If the polling proves accurate, Michigan voters will soon approve a recreational marijuana ballot proposal. Marijuana support has become not only socially acceptable, but in vogue, uniting conservatives, liberals, and libertarians; hip politicians and stoned citizenry. Indeed, despite federal and state bans, fans of the drug are ubiquitous — even pious Hillsdale College is home to quite a few consumers, and even more advocates.
Slow your roll. Ballot Proposal 1 isn’t about weed, it’s about commercial sales — widely marketed and disseminated weed. The amply-funded marijuana lobby convinced most Michiganders and Americans to support recreational legalization, even though less than a quarter of American adults have used the drug in the last year. Far more citizens agree that medicinal marijuana merits legal status. But this ballot proposal takes it too far: It’s an all-in bet on the beneficence of weed; it’s THC gummy bears in a shop on the corner, and the introduction of something into society that will never removed. Michiganders should vote no.
Voting no isn’t an endorsement of full and eternal prohibition. The privately-smoking adult and the medicinal user have been unmolested for some time, and won’t go away. Society needs to inch toward a better legal relationship with weed, rather than plunge fully and irreversibly forward.
Backers of Proposal 1 tout the change as a victory of moderate sensibility against the “devastation wrought by the war on drugs.” A few pot shops, the reasoning goes, are preferable to powerful Mexican cartels or the destruction to urban communities caused by overcriminalization. But the caprices and excesses of the war on drugs are no reason to support Proposal 1. Harsh sentencing and the community problems it can create may be mended without making recreational weed more common. Talk of the war on drugs in this context places emphasis on the wrong victim. On Proposal 1, voters should primarily consider not those who wallow in prison for a bit of bud, but those whose lives would be affected by legalized recreational use. As for cartel revenue streams, the permissions and interdictions of our laws should not be determined primarily by the flow of dark money. Blocking illegal profits might be a benefit of legalization, but the tradeoff is less abstract: Far more Americans know people who’ve been harmed by weed than people killed by MS-13.
Weed supporters commonly insist that “it’s not that bad.” It isn’t, they say, as addictive, destructive, or dangerous as the prudish naysayers might have the public believe. It’s hardly a compelling argument — is weed even “that good?” Positive evidence is usually necessary to adjust the status quo, and the science on marijuana is still embryonic. Slower legislative change and the preservation of community control over the drug would allow citizens to examine more carefully what they want and don’t want from marijuana legalization. Few voters want their kids to have easier access to a full slate of recreational marijuana products; few wish that their own parents had been recreating with weed while child rearing. Kids, with their growing brains and developing intelligence, shouldn’t partake in mind-altering drugs — nor should they be given the opportunity to do so. The science must be heard and the kids must be protected.

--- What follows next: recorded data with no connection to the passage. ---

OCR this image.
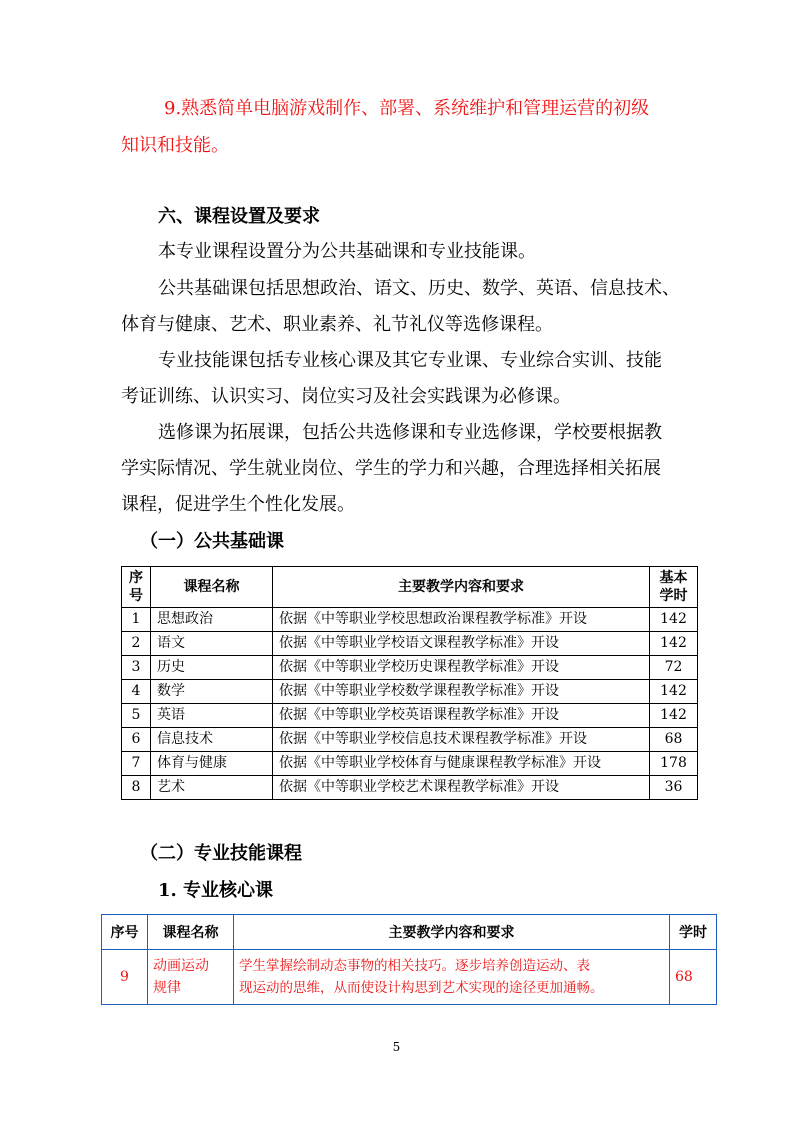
9.熟悉简单电脑游戏制作、部署、系统维护和管理运营的初级
知识和技能。
六、课程设置及要求
本专业课程设置分为公共基础课和专业技能课。
公共基础课包括思想政治、语文、历史、数学、英语、信息技术、
体育与健康、艺术、职业素养、礼节礼仪等选修课程。
专业技能课包括专业核心课及其它专业课、专业综合实训、技能
考证训练、认识实习、岗位实习及社会实践课为必修课。
选修课为拓展课，包括公共选修课和专业选修课，学校要根据教
学实际情况、学生就业岗位、学生的学力和兴趣，合理选择相关拓展
课程，促进学生个性化发展。
（一）公共基础课
序
号	课程名称	主要教学内容和要求	基本
学时
1	思想政治	依据《中等职业学校思想政治课程教学标准》开设	142
2	语文	依据《中等职业学校语文课程教学标准》开设	142
3	历史	依据《中等职业学校历史课程教学标准》开设	72
4	数学	依据《中等职业学校数学课程教学标准》开设	142
5	英语	依据《中等职业学校英语课程教学标准》开设	142
6	信息技术	依据《中等职业学校信息技术课程教学标准》开设	68
7	体育与健康	依据《中等职业学校体育与健康课程教学标准》开设	178
8	艺术	依据《中等职业学校艺术课程教学标准》开设	36
（二）专业技能课程
1. 专业核心课
序号	课程名称	主要教学内容和要求	学时
9	动画运动
规律	学生掌握绘制动态事物的相关技巧。逐步培养创造运动、表
现运动的思维，从而使设计构思到艺术实现的途径更加通畅。	68
5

Yet the potential benefits and innocuous uses of marijuana and its derivatives are undeniable. Medicinal marijuana is already available in Michigan to citizens with certain conditions — 11 new conditions became eligible in July. The countless testimonies of people stricken with problems ranging from arthritis to ulcers, whose chronic pains were alleviated by marijuana, are powerful and persuasive. Marijuana derivatives, like the increasingly popular cannabinoid CBD, are also both non-intoxicating and apparently remedial or therapeutic. Michiganders are right in looking forward to these benefits. But there is no reason why Michiganders must accept the ballot proposal instead of seeking more nuanced legislation. It might be reasonable for Michigan to legalize low-potency medicinal marijuana and non-intoxicating derivative products, while combating problems like harsh sentencing in other ways. Despite millennia of abuse, alcoholic drink remains legal because of its moderate uses. In a similar way, legislative action should seek to promote the moderate uses of marijuana while fighting selfishly indulgent, reckless, or dangerous uses.
By charting a different course, Michigan could set a national standard for a measured approach to marijuana legalization. The Supreme Court has maintained that, pursuant to the Commerce Clause, the federal government has the power to regulate local marijuana usage. But if the states demonstrated a more cautious approach, perhaps Congress could be convinced to remove marijuana’s Schedule I classification and allow it interact benefically with society.
Joshua Pradko is a senior studying American Studies.